Tutto ciò poiché un incremento della temperatura media superiore ai 2 gradi sarebbe in grado di provocare disastrose conseguenze nell’ambito dell’agricoltura, del turismo e della salute umana che per forza di cose oltre alle implicazioni di carattere ecologico e sociale determinerebbero conseguenze altrettanto imponenti in termini economici.
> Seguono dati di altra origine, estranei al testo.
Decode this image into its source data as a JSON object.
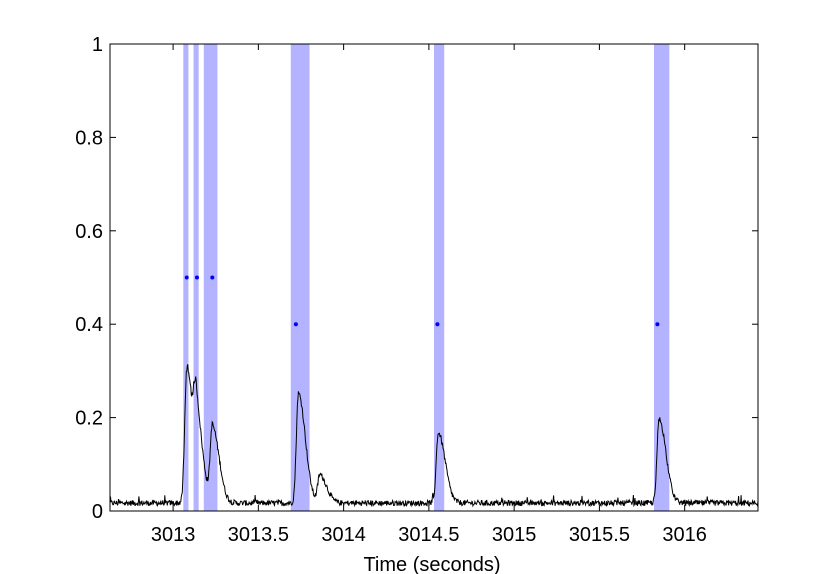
{
  "chart_data": {
    "type": "line",
    "title": "",
    "xlabel": "Time (seconds)",
    "ylabel": "",
    "xlim": [
      3012.63,
      3016.43
    ],
    "ylim": [
      0,
      1
    ],
    "x_ticks": [
      3013,
      3013.5,
      3014,
      3014.5,
      3015,
      3015.5,
      3016
    ],
    "x_tick_labels": [
      "3013",
      "3013.5",
      "3014",
      "3014.5",
      "3015",
      "3015.5",
      "3016"
    ],
    "y_ticks": [
      0,
      0.2,
      0.4,
      0.6,
      0.8,
      1
    ],
    "y_tick_labels": [
      "0",
      "0.2",
      "0.4",
      "0.6",
      "0.8",
      "1"
    ],
    "grid": false,
    "shaded_intervals": [
      {
        "start": 3013.06,
        "end": 3013.09
      },
      {
        "start": 3013.12,
        "end": 3013.15
      },
      {
        "start": 3013.18,
        "end": 3013.26
      },
      {
        "start": 3013.69,
        "end": 3013.8
      },
      {
        "start": 3014.53,
        "end": 3014.59
      },
      {
        "start": 3015.82,
        "end": 3015.91
      }
    ],
    "markers": {
      "x": [
        3013.08,
        3013.14,
        3013.23,
        3013.72,
        3014.55,
        3015.84
      ],
      "y": [
        0.5,
        0.5,
        0.5,
        0.4,
        0.4,
        0.4
      ]
    },
    "signal": {
      "baseline": 0.015,
      "peaks": [
        {
          "x": 3013.08,
          "height": 0.3
        },
        {
          "x": 3013.135,
          "height": 0.165
        },
        {
          "x": 3013.23,
          "height": 0.175
        },
        {
          "x": 3013.735,
          "height": 0.25
        },
        {
          "x": 3013.86,
          "height": 0.075
        },
        {
          "x": 3014.555,
          "height": 0.165
        },
        {
          "x": 3015.85,
          "height": 0.195
        }
      ]
    },
    "colors": {
      "shade": "#b3b3ff",
      "marker": "#0000ff",
      "line": "#000000",
      "axes": "#000000"
    }
  }
}
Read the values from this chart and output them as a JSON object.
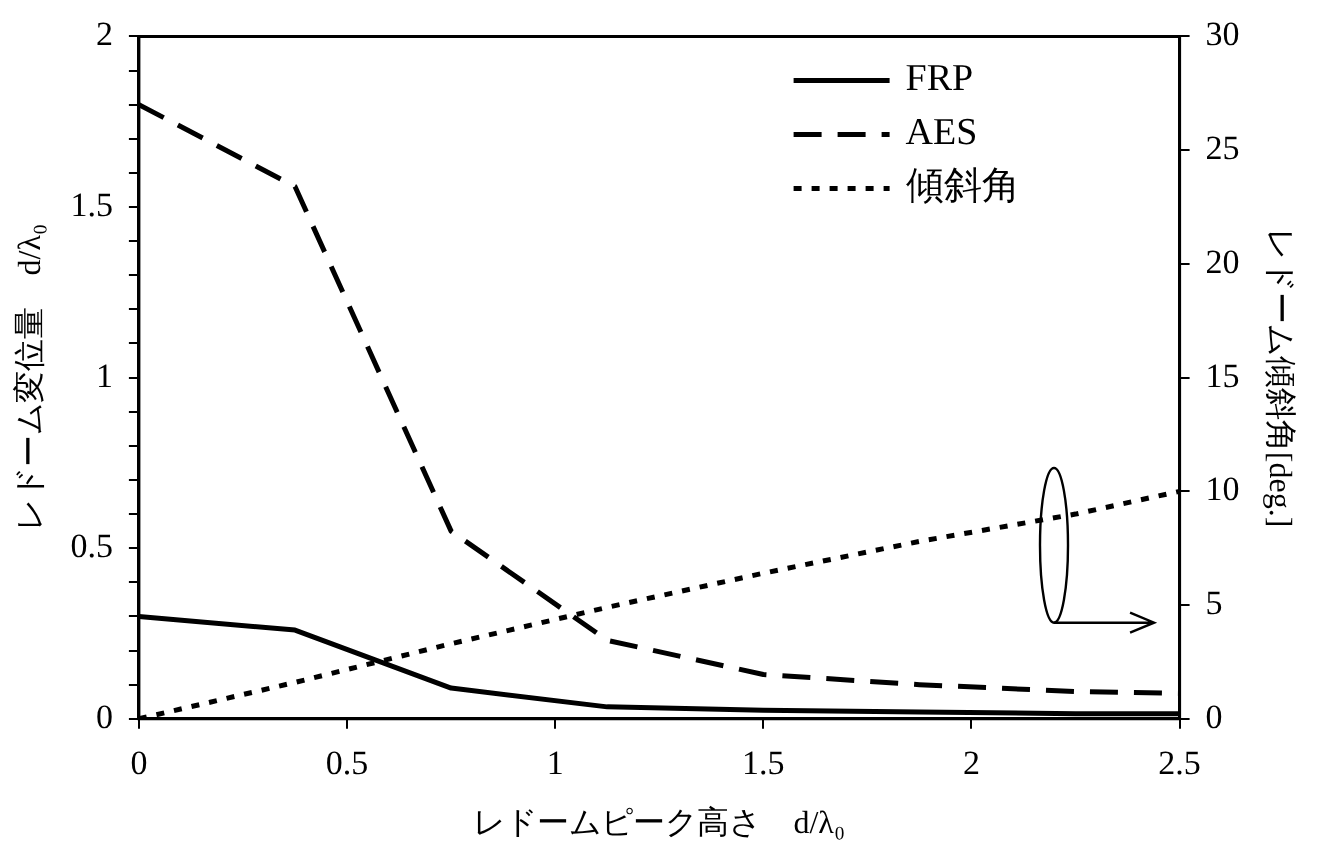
{
  "chart_data": {
    "type": "line",
    "xlabel": "レドームピーク高さ　d/λ₀",
    "ylabel": "レドーム変位量　d/λ₀",
    "y2label": "レドーム傾斜角[deg.]",
    "x": [
      0,
      0.375,
      0.75,
      1.125,
      1.5,
      1.875,
      2.25,
      2.5
    ],
    "series": [
      {
        "name": "FRP",
        "color": "#000000",
        "line_style": "solid",
        "values": [
          0.3,
          0.26,
          0.09,
          0.035,
          0.025,
          0.02,
          0.015,
          0.015
        ]
      },
      {
        "name": "AES",
        "color": "#000000",
        "line_style": "dashed",
        "values": [
          1.8,
          1.56,
          0.55,
          0.23,
          0.13,
          0.1,
          0.08,
          0.075
        ]
      },
      {
        "name": "傾斜角",
        "color": "#000000",
        "line_style": "dotted",
        "axis": "y2",
        "values": [
          0,
          1.6,
          3.3,
          4.9,
          6.4,
          7.8,
          9,
          10
        ]
      }
    ],
    "xlim": [
      0,
      2.5
    ],
    "xticks": [
      0,
      0.5,
      1,
      1.5,
      2,
      2.5
    ],
    "ylim": [
      0,
      2
    ],
    "yticks": [
      0,
      {
        "value": 0.1,
        "label": null
      },
      {
        "value": 0.2,
        "label": null
      },
      {
        "value": 0.3,
        "label": null
      },
      {
        "value": 0.4,
        "label": null
      },
      0.5,
      {
        "value": 0.6,
        "label": null
      },
      {
        "value": 0.7,
        "label": null
      },
      {
        "value": 0.8,
        "label": null
      },
      {
        "value": 0.9,
        "label": null
      },
      1,
      {
        "value": 1.1,
        "label": null
      },
      {
        "value": 1.2,
        "label": null
      },
      {
        "value": 1.3,
        "label": null
      },
      {
        "value": 1.4,
        "label": null
      },
      1.5,
      {
        "value": 1.6,
        "label": null
      },
      {
        "value": 1.7,
        "label": null
      },
      {
        "value": 1.8,
        "label": null
      },
      {
        "value": 1.9,
        "label": null
      },
      2
    ],
    "y2lim": [
      0,
      30
    ],
    "y2ticks": [
      0,
      5,
      10,
      15,
      20,
      25,
      30
    ],
    "grid": false,
    "legend": "top right",
    "marker": "none"
  }
}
Sempre Stern non ha mancato di ricordare al governo britannico come la scelta di continuare per la nostra strada fingendo che nulla stia accadendo (sostanzialmente l’atteggiamento proposto da Berlusconi) avrebbe il solo effetto di soffocare ulteriormente la crescita economica.
A confermare le opinioni espresse all’interno del Rapporto Stern, oltre alle riflessioni di molti altri economisti e uomini politici dalla notoriamente scarsa sensibilità ambientalista, sono arrivate nei giorni scorsi anche le conclusioni di uno studio realizzato dall’Università di Berkley, concernente gli effetti sull’economia delle politiche di efficienza energetica intraprese dalla California all'indomani dello shock petrolifero del 1977.
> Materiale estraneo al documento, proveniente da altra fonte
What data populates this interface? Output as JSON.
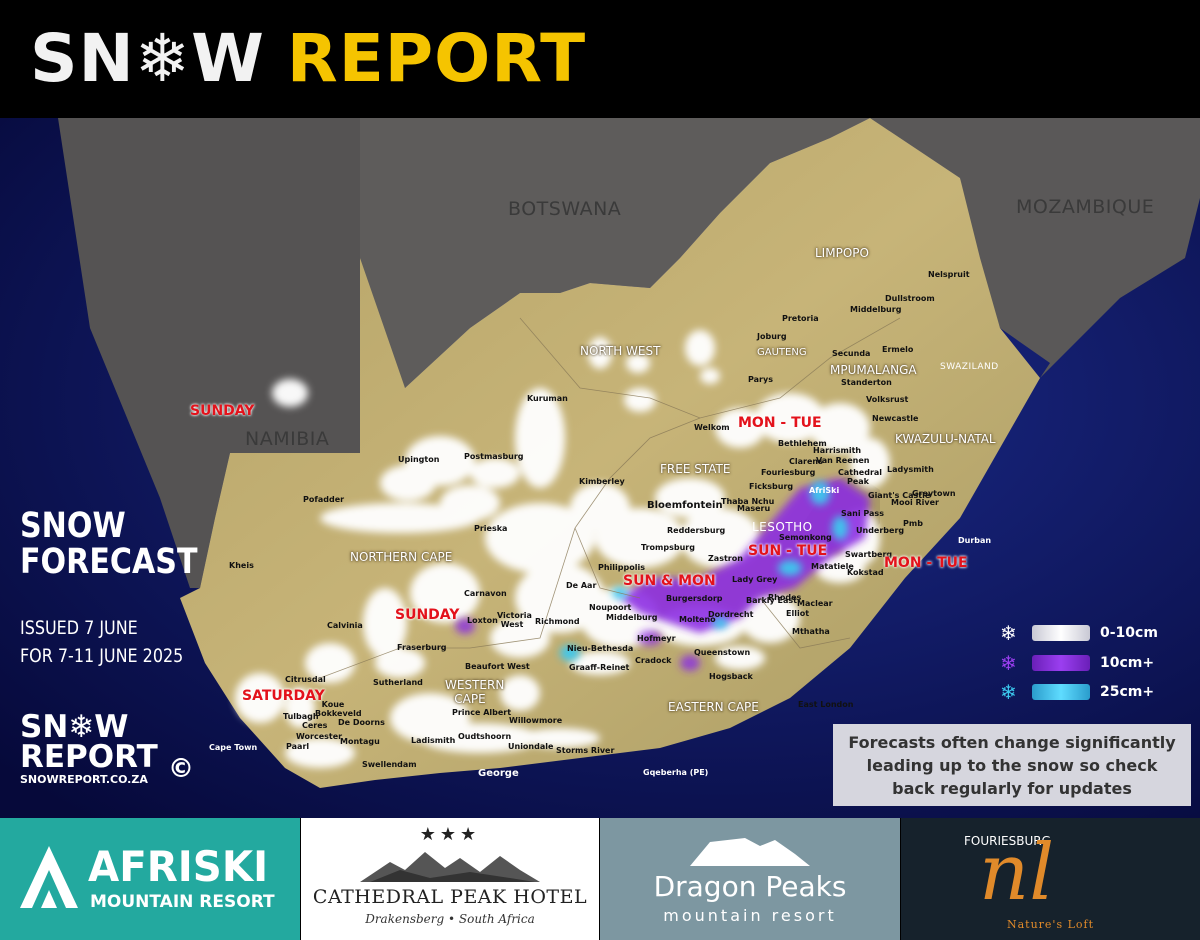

David Roland-Holst, economista del Center for Energy, Resources and Economic Sustainability del prestigioso ateneo californiano ha infatti messo in luce come nel corso dell’ultimo trentennio l’introduzione in California di altissimi standard di efficienza energetica sia per quanto concerne gli edifici, sia nell’ambito degli elettrodomestici, abbia determinato la creazione di un vero e proprio circolo virtuoso che oltre a determinare un miglioramento dello stato di salute dell’ambiente ha comportato la creazione di un milione e mezzo di nuovi posti di lavoro a fronte dei 25mila persi.
Il notevole risparmio energetico, grazie al quale la California consuma oggi la stessa quantità di energia che bruciava 30 anni fa, mentre nel resto degli Stati Uniti nello stesso lasso di tempo i consumi sono raddoppiati, ha evitato la costruzione di 24 nuove centrali elettriche di media potenza, lasciando nelle tasche dei cittadini una gran quantità di dollari sottratti al pagamento delle bollette dell’energia.
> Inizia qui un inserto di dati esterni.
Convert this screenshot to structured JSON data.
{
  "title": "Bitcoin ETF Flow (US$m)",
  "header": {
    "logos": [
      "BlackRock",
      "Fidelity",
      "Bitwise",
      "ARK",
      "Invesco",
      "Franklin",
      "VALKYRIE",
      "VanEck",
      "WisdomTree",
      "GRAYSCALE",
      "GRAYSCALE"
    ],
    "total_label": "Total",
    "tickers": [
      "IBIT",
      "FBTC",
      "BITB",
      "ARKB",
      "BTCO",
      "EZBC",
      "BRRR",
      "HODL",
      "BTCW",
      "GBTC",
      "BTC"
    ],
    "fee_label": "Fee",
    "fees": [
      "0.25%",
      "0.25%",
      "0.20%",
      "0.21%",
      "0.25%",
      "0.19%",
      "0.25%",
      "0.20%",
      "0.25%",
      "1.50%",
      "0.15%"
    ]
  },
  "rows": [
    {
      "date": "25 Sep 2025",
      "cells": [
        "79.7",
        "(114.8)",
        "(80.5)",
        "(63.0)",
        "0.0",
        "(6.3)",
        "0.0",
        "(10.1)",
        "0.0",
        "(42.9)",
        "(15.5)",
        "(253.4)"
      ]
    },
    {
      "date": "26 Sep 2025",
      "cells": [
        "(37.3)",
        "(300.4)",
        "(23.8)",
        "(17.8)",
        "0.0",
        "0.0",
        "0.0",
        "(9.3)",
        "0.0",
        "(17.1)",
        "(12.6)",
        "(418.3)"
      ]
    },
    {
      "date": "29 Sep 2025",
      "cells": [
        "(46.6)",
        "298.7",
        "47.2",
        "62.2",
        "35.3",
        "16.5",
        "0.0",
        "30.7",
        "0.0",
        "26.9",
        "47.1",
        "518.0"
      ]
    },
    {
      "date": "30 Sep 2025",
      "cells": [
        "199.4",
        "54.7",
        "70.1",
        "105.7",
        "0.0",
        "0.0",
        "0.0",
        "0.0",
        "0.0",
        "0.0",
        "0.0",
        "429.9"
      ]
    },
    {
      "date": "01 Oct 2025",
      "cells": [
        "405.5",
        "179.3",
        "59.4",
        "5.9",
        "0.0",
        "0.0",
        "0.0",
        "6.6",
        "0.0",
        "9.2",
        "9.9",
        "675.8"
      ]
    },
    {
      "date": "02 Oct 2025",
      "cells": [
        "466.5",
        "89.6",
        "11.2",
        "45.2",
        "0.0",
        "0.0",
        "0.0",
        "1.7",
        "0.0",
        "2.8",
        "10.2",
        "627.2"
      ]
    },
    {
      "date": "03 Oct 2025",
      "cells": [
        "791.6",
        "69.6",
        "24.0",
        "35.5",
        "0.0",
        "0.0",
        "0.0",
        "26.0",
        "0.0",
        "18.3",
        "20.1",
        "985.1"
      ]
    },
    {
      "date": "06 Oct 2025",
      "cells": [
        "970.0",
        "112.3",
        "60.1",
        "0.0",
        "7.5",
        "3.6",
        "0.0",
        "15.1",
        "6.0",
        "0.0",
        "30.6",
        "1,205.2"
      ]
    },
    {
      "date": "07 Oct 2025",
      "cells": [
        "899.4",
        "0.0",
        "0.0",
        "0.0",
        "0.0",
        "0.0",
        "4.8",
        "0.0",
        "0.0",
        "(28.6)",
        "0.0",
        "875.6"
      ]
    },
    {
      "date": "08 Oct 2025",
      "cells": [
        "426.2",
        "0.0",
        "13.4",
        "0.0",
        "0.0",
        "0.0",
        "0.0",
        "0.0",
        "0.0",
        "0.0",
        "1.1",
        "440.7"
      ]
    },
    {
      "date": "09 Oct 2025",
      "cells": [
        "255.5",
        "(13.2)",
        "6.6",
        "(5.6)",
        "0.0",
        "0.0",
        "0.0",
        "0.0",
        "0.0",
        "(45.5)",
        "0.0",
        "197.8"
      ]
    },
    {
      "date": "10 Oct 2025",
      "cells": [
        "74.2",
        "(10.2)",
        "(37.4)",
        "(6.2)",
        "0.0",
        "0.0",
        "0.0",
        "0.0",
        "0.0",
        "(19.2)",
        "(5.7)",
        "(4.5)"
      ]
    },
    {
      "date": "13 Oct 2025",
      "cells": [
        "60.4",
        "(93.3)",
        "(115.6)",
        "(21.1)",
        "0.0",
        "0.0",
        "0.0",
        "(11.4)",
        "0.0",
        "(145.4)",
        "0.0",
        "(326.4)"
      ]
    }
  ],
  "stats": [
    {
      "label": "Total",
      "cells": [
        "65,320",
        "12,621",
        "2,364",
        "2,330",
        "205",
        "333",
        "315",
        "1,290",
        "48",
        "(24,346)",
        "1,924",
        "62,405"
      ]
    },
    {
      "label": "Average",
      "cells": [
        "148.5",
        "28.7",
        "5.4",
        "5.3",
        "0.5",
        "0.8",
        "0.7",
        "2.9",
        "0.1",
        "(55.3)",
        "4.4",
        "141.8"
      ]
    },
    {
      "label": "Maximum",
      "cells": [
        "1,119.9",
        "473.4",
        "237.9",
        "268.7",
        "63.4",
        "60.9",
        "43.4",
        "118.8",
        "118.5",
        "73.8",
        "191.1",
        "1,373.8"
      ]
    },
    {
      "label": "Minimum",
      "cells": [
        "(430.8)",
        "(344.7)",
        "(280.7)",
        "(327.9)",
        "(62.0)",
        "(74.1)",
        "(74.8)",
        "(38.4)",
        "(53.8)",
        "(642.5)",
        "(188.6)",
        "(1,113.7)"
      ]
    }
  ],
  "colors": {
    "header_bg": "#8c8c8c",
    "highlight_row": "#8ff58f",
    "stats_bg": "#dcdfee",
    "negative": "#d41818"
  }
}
Lo spostamento di grandi risorse da un settore a bassissima incidenza d’occupazione come quello dei prodotti petroliferi, ad altri settori come l’alimentare, le manifatture ed i servizi che comportano un elevato numero di occupati si è rivelata una molla in grado di sollevare l’economia californiana che a fronte di "perdite" per 1,6 miliardi di dollari nel settore energetico, nel corso del trentennio preso in esame, ha visto crescere il volume d'affari complessivo di ben 44,6 miliardi di dollari.
Stante il presupposto che tentare di salvare l’ambiente rappresenta una scelta indispensabile che travalica qualunque differenza politica ed ideologica, se vogliamo evitare che i nostri figli, nel migliore dei casi, si ritrovino a “spendere” la propria vita sotto terra all’interno di metropoli che sopravvivono in atmosfera controllata, sembra evidente alla luce dei principali studi che hanno analizzato la materia, come “salvare l’ambiente” sia anche l’unica via per “salvare l’economia”, dal momento che una delle conseguenze del disastro ambientale sarebbe proprio quella di compromettere la sopravvivenza del sistema economico.
Berlusconi e Confindustria, probabilmente incapaci di trovare una chiave di lettura della realtà che prescinda dal brevissimo periodo, sembrano fino ad oggi totalmente refrattari a farsi carico di qualsiasi responsabilità in questo senso, imponendo per forza di cose il proprio atteggiamento a tutti gli italiani. Non resta che sperare in un ripensamento, magari indotto dalla tardiva presa di coscienza che agire così non “conviene “ neppure ai loro interessi, economici naturalmente.